Post-Impressionism (pt. 3)

In pursuit of the best method for painting the object in its honest, physical bulk, Paul Cézanne turned to a technique that simplified surface areas of space into compartmentalized sections of color and brushwork.  Cézanne painted small cubes of color that distinguished different textural planes of an object's outward surface.  Through thickness of paint and changes in the direction of the brushstrokes, he could delineate the subtle alterations of an object's mass.  This may sound complex, but in fact the artist was trying to formulate a less complicated way to paint the three-dimensional by narrowing down the focus onto specific qualities of mass, volume, and external surface texture.  These ideas later became the foundational inspiration for Cubism; and there they are perhaps more readily explicable.  For now we can see examples of what Cézanne is doing in his Mont Saint-Victoire series.

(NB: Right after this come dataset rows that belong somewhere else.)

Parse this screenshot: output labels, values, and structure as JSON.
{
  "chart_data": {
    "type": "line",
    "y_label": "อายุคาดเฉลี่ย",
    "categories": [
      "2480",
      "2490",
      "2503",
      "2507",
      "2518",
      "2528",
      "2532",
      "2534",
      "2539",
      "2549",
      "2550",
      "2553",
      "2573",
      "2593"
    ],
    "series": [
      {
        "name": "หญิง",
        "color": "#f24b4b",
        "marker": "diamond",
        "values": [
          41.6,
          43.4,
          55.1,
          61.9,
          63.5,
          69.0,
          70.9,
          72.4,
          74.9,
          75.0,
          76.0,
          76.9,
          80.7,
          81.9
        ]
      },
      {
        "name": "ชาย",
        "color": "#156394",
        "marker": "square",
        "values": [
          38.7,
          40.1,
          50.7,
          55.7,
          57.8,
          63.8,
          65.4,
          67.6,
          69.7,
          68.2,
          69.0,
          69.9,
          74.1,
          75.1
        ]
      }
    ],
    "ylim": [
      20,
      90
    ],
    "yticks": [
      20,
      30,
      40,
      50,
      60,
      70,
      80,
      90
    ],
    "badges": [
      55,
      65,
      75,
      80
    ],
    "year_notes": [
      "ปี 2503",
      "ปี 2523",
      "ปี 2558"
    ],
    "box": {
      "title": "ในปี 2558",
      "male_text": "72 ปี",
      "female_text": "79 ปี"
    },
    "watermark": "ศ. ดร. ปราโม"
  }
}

This is just one of a series of paintings the artist made of a mountain in southern France.  Cézanne painted it 60 times.  With a closer look at the artist's brushwork, we can detect his method for blocks of color.  The mountain is painted in chunks, with altering directions of brushstrokes wherever the mountain surface has changed.  This is also true of the valley around it.  Trees, bushes, and flatland have all been compartmentalized into chunks of color and consistent paintbrush movement.  This breaks down (almost mathematically) the three-dimensionality of the scene and therefore better translates it to the flat canvas of the artist.  In theory, this was the problem which Cézanne was attempting to solve with his techniques, but it simultaneously lessened the realism of his works.  He was more concerned with conveying the ideas behind a certain aspect of the object than in painting realistically an entire scene.  This, too, was a form of Impressionism; but the Post-Impressionists took the physicality of Impressionism (its emphasis on the visual world, on sunlight and atmosphere) to new levels.